Au fil d’Ariane vient très clairement se ranger, au sein de la filmographie de Robert Guédiguian, du côté du conte, au même titre que Marius et Jeannette ou À l’attaque. À ceci près qu’Au fil d’Ariane se trouve partiellement expurgé de l’engagement moral et politique du cinéaste, pour laisser place à une « fantaisie » (comme annoncé dans le générique de début), en une déclaration d’amour à Ariane Ascaride, qui tient le haut de l’affiche. Ariane (le personnage, donc) se retrouve seule pour fêter son anniversaire et décide de partir à l’aventure, hors de sa résidence toute équipée, pour se frotter au dehors. Guédiguian orchestre ainsi une fuite, et mêle de multiples références, que ce soit à la littérature (on pense à Alice au pays des merveilles), au cinéma (une scène de danse au pied d’un pont évoquant une version contemporaine de la séquence d’ouverture des Demoiselles de Rochefort), et à la musique (de Schubert à Jean Ferrat).
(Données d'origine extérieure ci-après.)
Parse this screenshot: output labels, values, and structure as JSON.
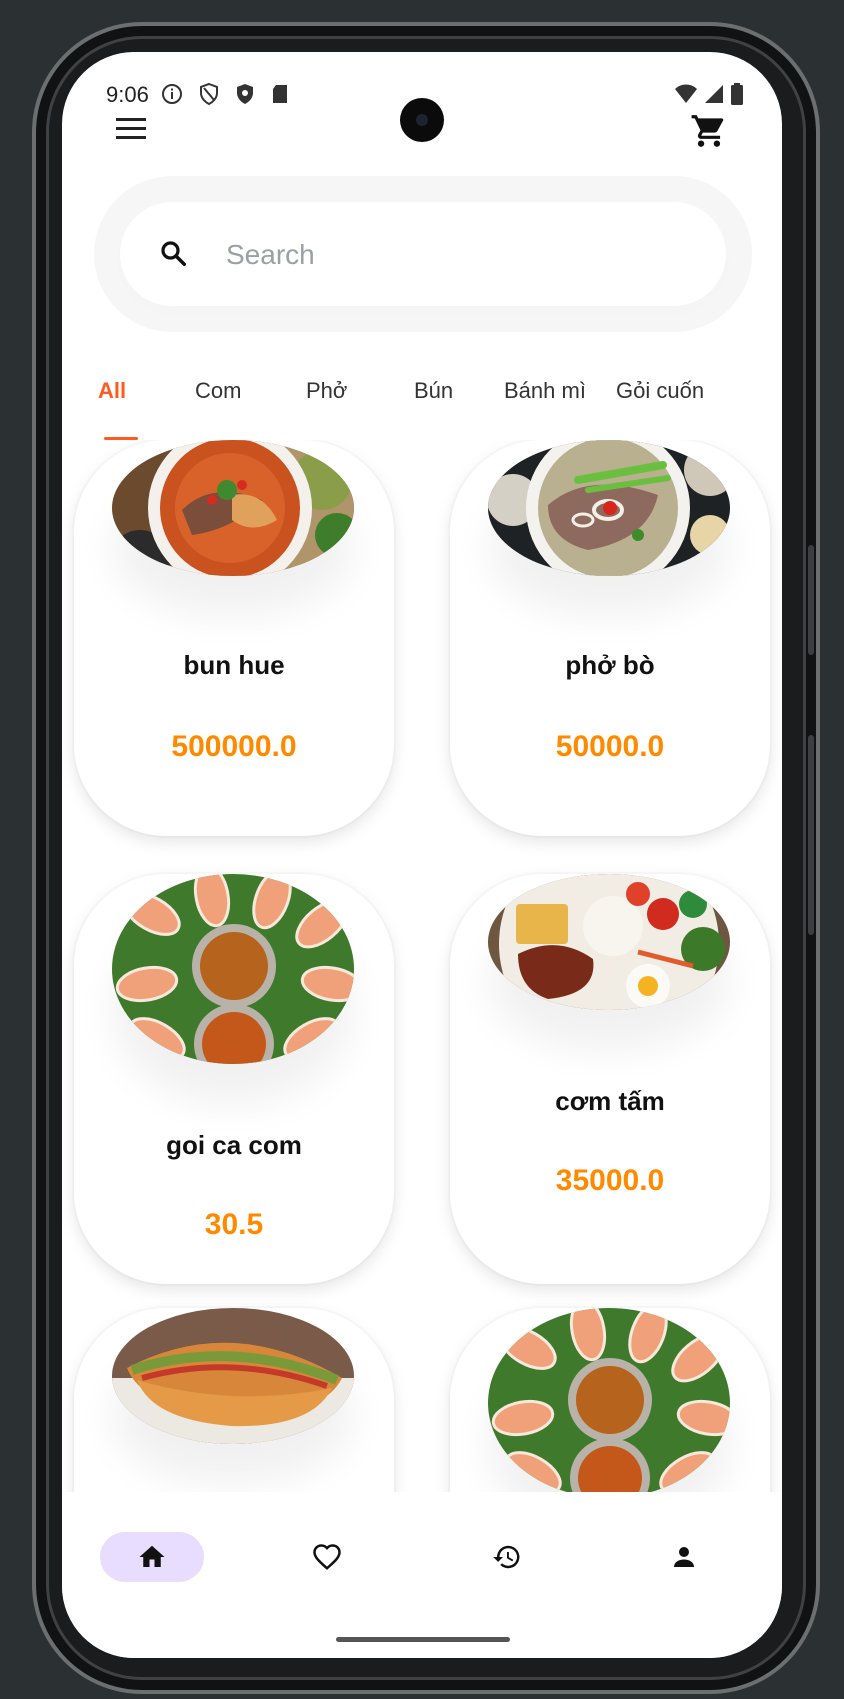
{
  "status_bar": {
    "time": "9:06"
  },
  "header": {
    "menu_icon": "menu-icon",
    "cart_icon": "cart-icon"
  },
  "search": {
    "placeholder": "Search",
    "icon": "search-icon"
  },
  "tabs": [
    {
      "label": "All",
      "active": true
    },
    {
      "label": "Com",
      "active": false
    },
    {
      "label": "Phở",
      "active": false
    },
    {
      "label": "Bún",
      "active": false
    },
    {
      "label": "Bánh mì",
      "active": false
    },
    {
      "label": "Gỏi cuốn",
      "active": false
    }
  ],
  "products": [
    {
      "name": "bun hue",
      "price": "500000.0",
      "image": "bun-hue-image"
    },
    {
      "name": "phở bò",
      "price": "50000.0",
      "image": "pho-bo-image"
    },
    {
      "name": "goi ca com",
      "price": "30.5",
      "image": "goi-cuon-image"
    },
    {
      "name": "cơm tấm",
      "price": "35000.0",
      "image": "com-tam-image"
    },
    {
      "name": "",
      "price": "",
      "image": "banh-mi-image"
    },
    {
      "name": "",
      "price": "",
      "image": "goi-cuon-image"
    }
  ],
  "bottom_nav": [
    {
      "icon": "home-icon",
      "active": true
    },
    {
      "icon": "heart-icon",
      "active": false
    },
    {
      "icon": "history-icon",
      "active": false
    },
    {
      "icon": "person-icon",
      "active": false
    }
  ],
  "colors": {
    "accent": "#ff5a1f",
    "price": "#ff8a00",
    "nav_active": "#e9ddff"
  }
}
Le tissu du film est donc composite, tout comme ces extraits d’une simulation en images de synthèse viennent le souligner dès le générique, arpentant les bâtiments de la résidence moderne comme on entre à la dérobée dans l’intimité de quelqu’un. Une intrusion qui amorce paradoxalement un désir d’évasion, et où Ariane, petit chaperon rouge, va cheminer de rencontres en rencontres et se reconstituer une cellule familiale plus à son image. Mais la promesse d’une fugue libre, légère et sautillante, direction que semble prendre Guédiguian dans la première demi-heure du film, est bien vite stoppée dans sa course, lorsqu’Ariane atterrit dans le microcosme du café l’Olympique. Ce qui faisait alors le charme un peu désuet de cette échappée s’estompe, et les éléments fragiles qui la composaient tendent alors à se disperser.
Un fil décousu
La succession de scénettes prend ainsi un caractère de plus en plus incongru et foutraque, à mesure que Guédiguian mélange ode au troisième âge, personnages loufoques mais sans grande consistance, ou encore un échange douteux sur la prostitution comme gage d’indépendance. Cette dispersion devient encore plus problématique lorsque Guédiguian se pique de placer ici et là, de façon assez nonchalante, une diatribe sur les méfaits de la télé-réalité, la mort du spectacle ou une opposition dialectique entre artiste et commerçant. Le film se voit ainsi lesté d’un poids qui ne lui sied guère, et qui tente d’y faire entrer un « discours » à grands coups de sabots. Une fantaisie qui, sous couvert d’une fable du bon sens un peu vieillotte, est rattrapée par un conformisme qui semble arriver après la bataille, prenant acte de manière insidieuse de tout ce qu’il souhaiterait dénoncer.